7 Signs of Internet Addiction: A Clinical Diagnosis Guide



As people spend more time at home and on the web during the COVID-19 pandemic, let us revisit the concept of Internet addiction and the warning signs that come with it.

Questionnaire assessment of Internet addiction

In clinical practices, Internet addiction is usually assessed using questionnaires that have clear cut-off scores. A person being assessed will need to answer yes or no to a series of questions such as:

  • Do you feel preoccupied with the internet (think about previous online activity or anticipate next online session)?

  • Do you feel the need to use the internet with increasing amounts of time in order to achieve satisfaction?

  • Have you repeatedly made unsuccessful efforts to control, cut back, or stop internet use?

If a person answers “yes” to five or more of the questions over a 6-month period, then it would be considered “dependent” or, in other words, addictive.

Though the questionnaire assessment has been widely adopted, some researchers have argued that such questionnaires may be overly rigorous, that they result in conservative estimates and preclude demonstration of variation in the severity of symptoms.

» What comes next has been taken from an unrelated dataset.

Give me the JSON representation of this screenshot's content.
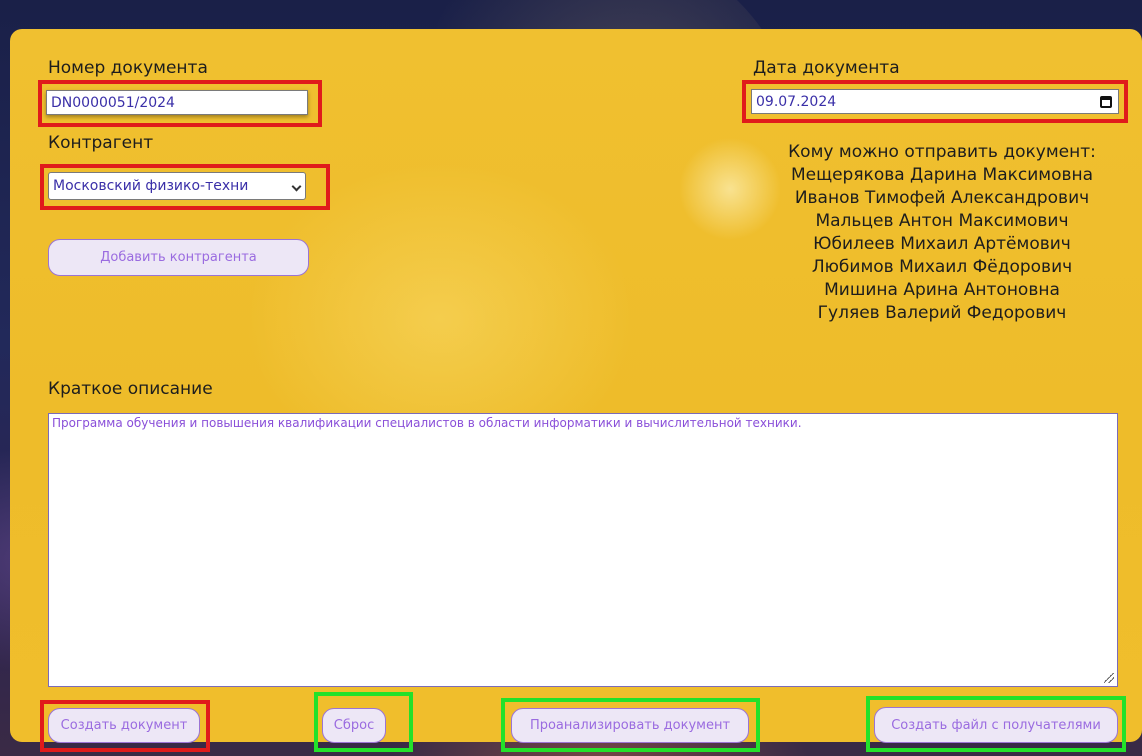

Standardized diagnostic criteria of Internet addiction

To help with clinical diagnosis, some researchers developed a 7-item diagnostic criteria to supplement the questionnaire assessment. To diagnose the presence, or severity, of Internet addiction, a service provider needs to look at which, and how many, of these symptoms are present:

  1. Preoccupation: a strong desire for the internet. Thinking about previous online activity or anticipation of the next online session. Internet use is the dominant activity in daily life

  2. Withdrawal: manifested by a dysphoric mood, anxiety, irritability and boredom after several days without internet activity

  3. Tolerance: marked increase in internet use required to achieve satisfaction

  4. Difficult to control: persistent desire and/or unsuccessful attempts to control, cut back or discontinue internet use

  5. Disregard of harmful consequences: continued excessive use of internet despite knowledge of having a persistent or recurrent physical or psychological problems likely to have been caused or exacerbated by internet use

  6. Social communications and interests are lost: loss of interests, previous hobbies, entertainment as a direct result of, and with the exception of, internet use

  7. Alleviation of negative emotions: uses the internet to escape or relieve a dysphoric mood (e.g. feelings of helplessness, guilt, anxiety

Sources:

Kimberly S. Young, 2004. “Internet Addiction: A New Clinical Phenomenon and Its Consequences.” The American Behavioral Scientist, 48(4, Dec): 402-415.

Ran Tao, et al. 2010. “Proposed diagnostic criteria for internet addiction.” Addiction, 105: 556–564.